The above output shows that the Owner of this certificate has a Common Name ( CN ) value localhost which is the default standalone.https.host configuration setting value.
What to do about it
Now that you know the root cause how do you go about resolving it? It is as simple as ensuring the Common Name ( CN ) or Subject Alternative Name ( SAN ) field in the certificate matches what the client is sending the in Host header of the request. For more information on having more than one hostname in a single certificate see a previous article: Beyond the Common Name: Secure multiple domains with a single self-signed certificate
ORDS will generate a self-signed certificate if necessary when it is started in standalone mode and configured for HTTPS. In other words, the standalone.https.port is specified in the global configuration settings or --secure option is used in the ords serve command. If no certificate exists at the configured standalone.https.cert location, ORDS will generate the self-signed certificate and key file.
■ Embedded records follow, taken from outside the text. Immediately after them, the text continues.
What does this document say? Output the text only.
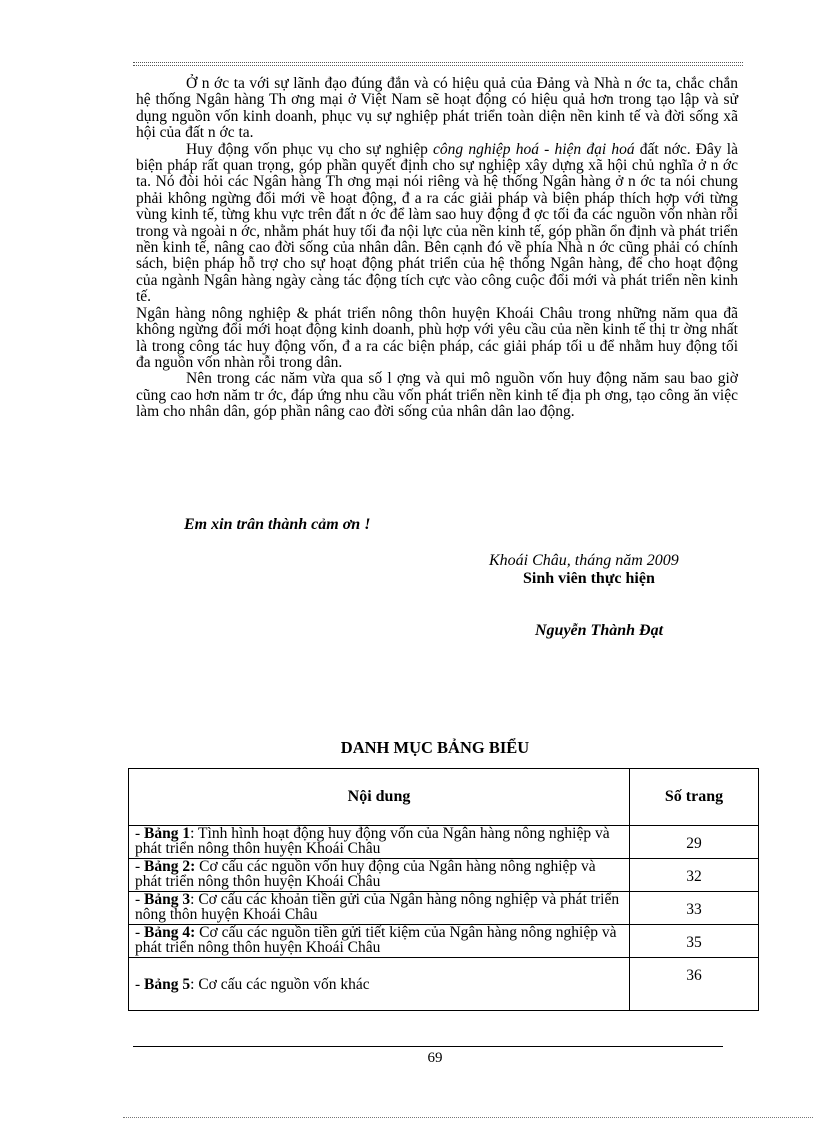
Ở n ớc ta với sự lãnh đạo đúng đắn và có hiệu quả của Đảng và Nhà n ớc ta, chắc chắn hệ thống Ngân hàng Th ơng mại ở Việt Nam sẽ hoạt động có hiệu quả hơn trong tạo lập và sử dụng nguồn vốn kinh doanh, phục vụ sự nghiệp phát triển toàn diện nền kinh tế và đời sống xã hội của đất n ớc ta.

Huy động vốn phục vụ cho sự nghiệp công nghiệp hoá - hiện đại hoá đất nớc. Đây là biện pháp rất quan trọng, góp phần quyết định cho sự nghiệp xây dựng xã hội chủ nghĩa ở n ớc ta. Nó đòi hỏi các Ngân hàng Th ơng mại nói riêng và hệ thống Ngân hàng ở n ớc ta nói chung phải không ngừng đổi mới về hoạt động, đ a ra các giải pháp và biện pháp thích hợp với từng vùng kinh tế, từng khu vực trên đất n ớc để làm sao huy động đ ợc tối đa các nguồn vốn nhàn rỗi trong và ngoài n ớc, nhằm phát huy tối đa nội lực của nền kinh tế, góp phần ổn định và phát triển nền kinh tế, nâng cao đời sống của nhân dân. Bên cạnh đó về phía Nhà n ớc cũng phải có chính sách, biện pháp hỗ trợ cho sự hoạt động phát triển của hệ thống Ngân hàng, để cho hoạt động của ngành Ngân hàng ngày càng tác động tích cực vào công cuộc đổi mới và phát triển nền kinh tế.

Ngân hàng nông nghiệp & phát triển nông thôn huyện Khoái Châu trong những năm qua đã không ngừng đổi mới hoạt động kinh doanh, phù hợp với yêu cầu của nền kinh tế thị tr ờng nhất là trong công tác huy động vốn, đ a ra các biện pháp, các giải pháp tối u để nhằm huy động tối đa nguồn vốn nhàn rỗi trong dân.

Nên trong các năm vừa qua số l ợng và qui mô nguồn vốn huy động năm sau bao giờ cũng cao hơn năm tr ớc, đáp ứng nhu cầu vốn phát triển nền kinh tế địa ph ơng, tạo công ăn việc làm cho nhân dân, góp phần nâng cao đời sống của nhân dân lao động.

Em xin trân thành cảm ơn !
Khoái Châu, tháng năm 2009
Sinh viên thực hiện
Nguyễn Thành Đạt
DANH MỤC BẢNG BIỂU
Nội dung	Số trang

- Bảng 1: Tình hình hoạt động huy động vốn của Ngân hàng nông nghiệp và phát triển nông thôn huyện Khoái Châu	29

- Bảng 2: Cơ cấu các nguồn vốn huy động của Ngân hàng nông nghiệp và phát triển nông thôn huyện Khoái Châu	32

- Bảng 3: Cơ cấu các khoản tiền gửi của Ngân hàng nông nghiệp và phát triển nông thôn huyện Khoái Châu	33

- Bảng 4: Cơ cấu các nguồn tiền gửi tiết kiệm của Ngân hàng nông nghiệp và phát triển nông thôn huyện Khoái Châu	35
- Bảng 5: Cơ cấu các nguồn vốn khác	36
69
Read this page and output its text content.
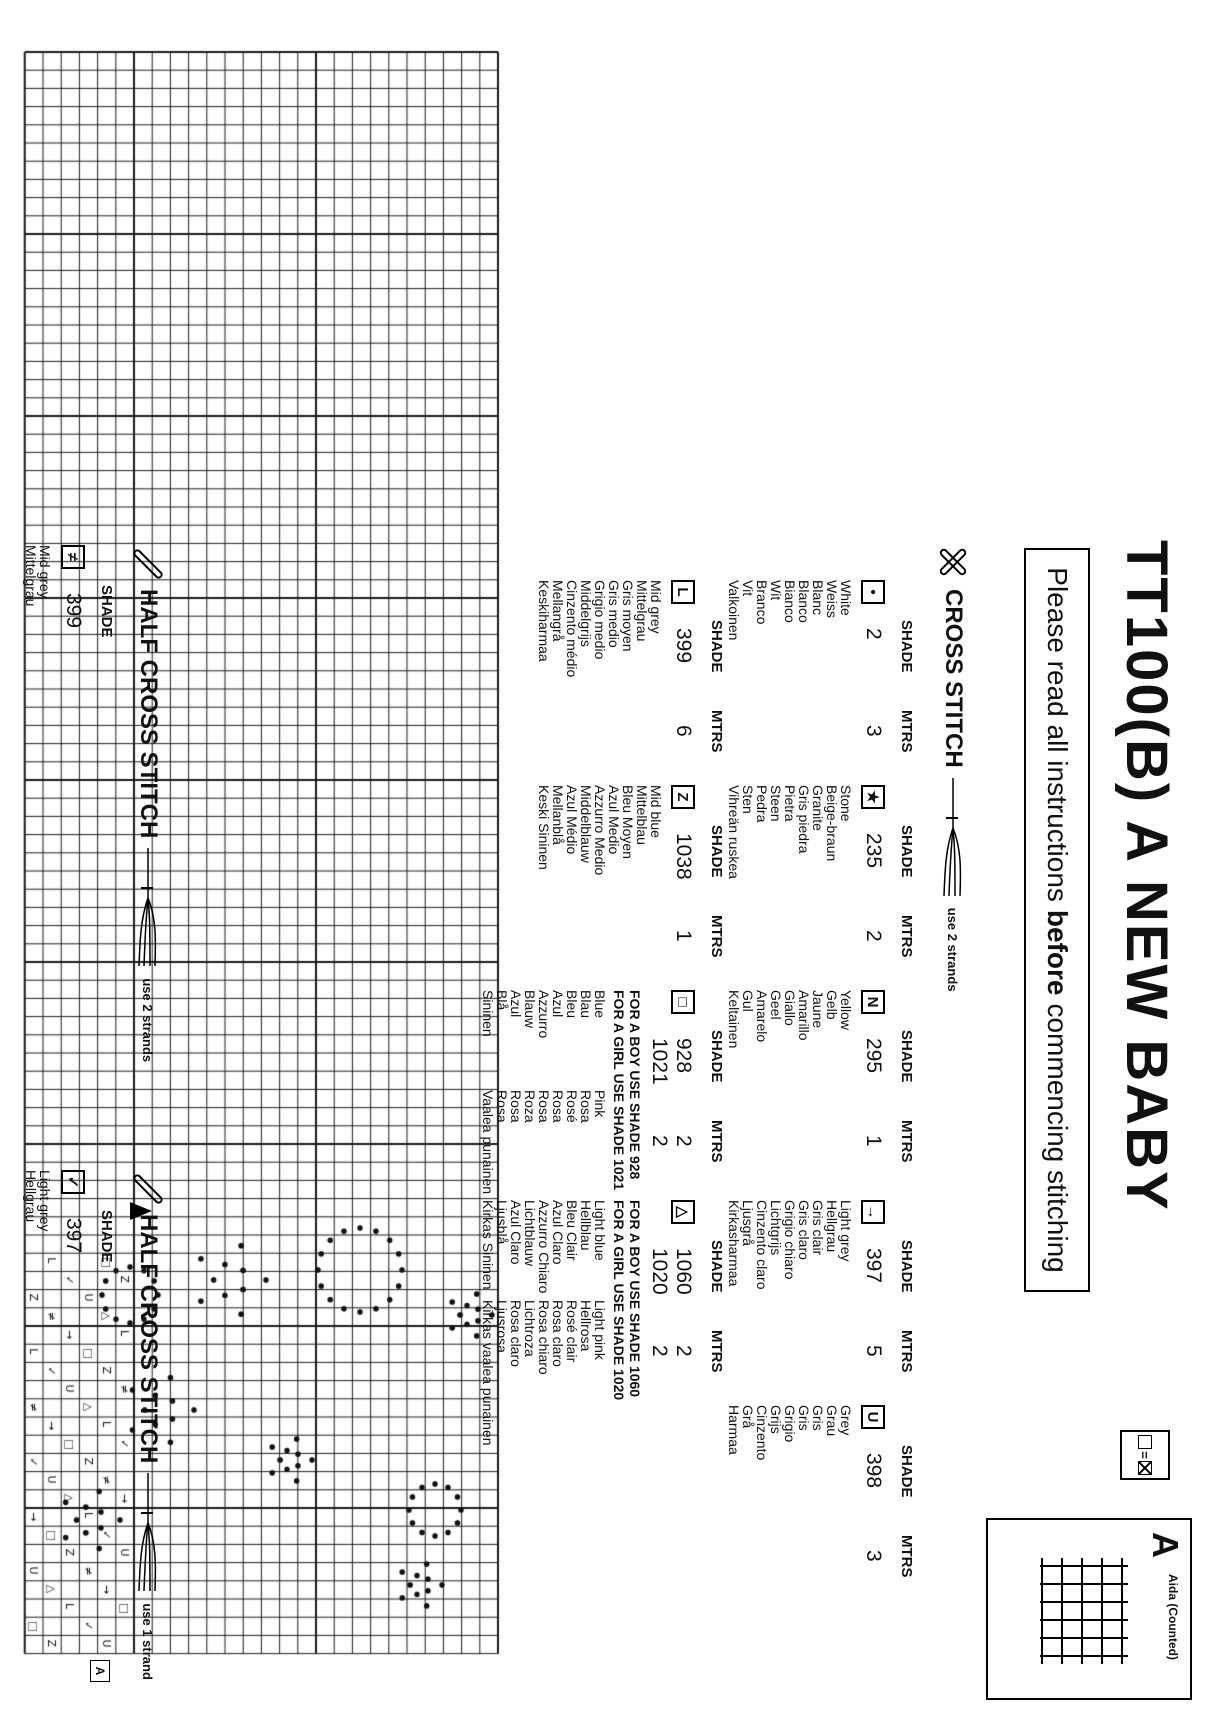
A
TT100(B) A NEW BABY
Please read all instructions
before
commencing stitching
=
A
Aida (Counted)
CROSS STITCH
use 2 strands
SHADE
MTRS
•
2
3
White
Weiss
Blanc
Blanco
Bianco
Wit
Branco
Vit
Valkoinen
SHADE
MTRS
★
235
2
Stone
Beige-braun
Granite
Gris piedra
Pietra
Steen
Pedra
Sten
Vihreän ruskea
SHADE
MTRS
N
295
1
Yellow
Gelb
Jaune
Amarillo
Giallo
Geel
Amarelo
Gul
Keltainen
SHADE
MTRS
→
397
5
Light grey
Hellgrau
Gris clair
Gris claro
Grigio chiaro
Lichtgrijs
Cinzento claro
Ljusgrå
Kirkasharmaa
SHADE
MTRS
U
398
3
Grey
Grau
Gris
Gris
Grigio
Grijs
Cinzento
Grå
Harmaa
SHADE
MTRS
L
399
6
Mid grey
Mittelgrau
Gris moyen
Gris medio
Grigio medio
Middelgrijs
Cinzento médio
Mellangrå
Keskiharmaa
SHADE
MTRS
Z
1038
1
Mid blue
Mittelblau
Bleu Moyen
Azul Medio
Azzurro Medio
Middelblauw
Azul Médio
Mellanblå
Keski Sininen
SHADE
MTRS
□
928
2
1021
2
FOR A BOY USE SHADE 928
FOR A GIRL USE SHADE 1021
Blue
Blau
Bleu
Azul
Azzurro
Blauw
Azul
Blå
Sininen
Pink
Rosa
Rosé
Rosa
Rosa
Roza
Rosa
Rosa
Vaalea punainen
SHADE
MTRS
△
1060
2
1020
2
FOR A BOY USE SHADE 1060
FOR A GIRL USE SHADE 1020
Light blue
Hellblau
Bleu Clair
Azul Claro
Azzurro Chiaro
Lichtblauw
Azul Claro
Ljusblå
Kirkas Sininen
Light pink
Hellrosa
Rosé clair
Rosa claro
Rosa chiaro
Lichtroza
Rosa claro
Ljusrosa
Kirkas vaalea punainen
HALF CROSS STITCH
use 2 strands
SHADE
≠
399
Mid grey
Mittelgrau
HALF CROSS STITCH
use 1 strand
SHADE
✓
397
Light grey
Hellgrau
The Common Name used for the self-signed certificate is taken from the standalone.https.host configuration setting. If not set, the value is localhost. Traditional certificate practices often rely solely on the Common Name (CN) field. That’s the approach taken by ORDS by default when generating the self-signed certificate.
This can sometimes catch people out when they start up ORDS in secure standalone mode the first time. The self-signed certificate is generated but they may not have specified the standalone.https.host configuration setting and when they do later, they still get HTTP 400 Invalid SNI responses. That’s because the self-signed certificate is already generated so no matter what the standalone.https.host configuration setting says, the certificate will not be generated again.
Simple steps
The simplest course of action is to rename the self-signed certificate and key files and restart ORDS. It will not find the files and therefore will attempt to generate new self-signed certificates.
In summary, make sure the standalone.https.host configuration setting matches the Host header value that clients will send for requests being routed to your ORDS standalone server.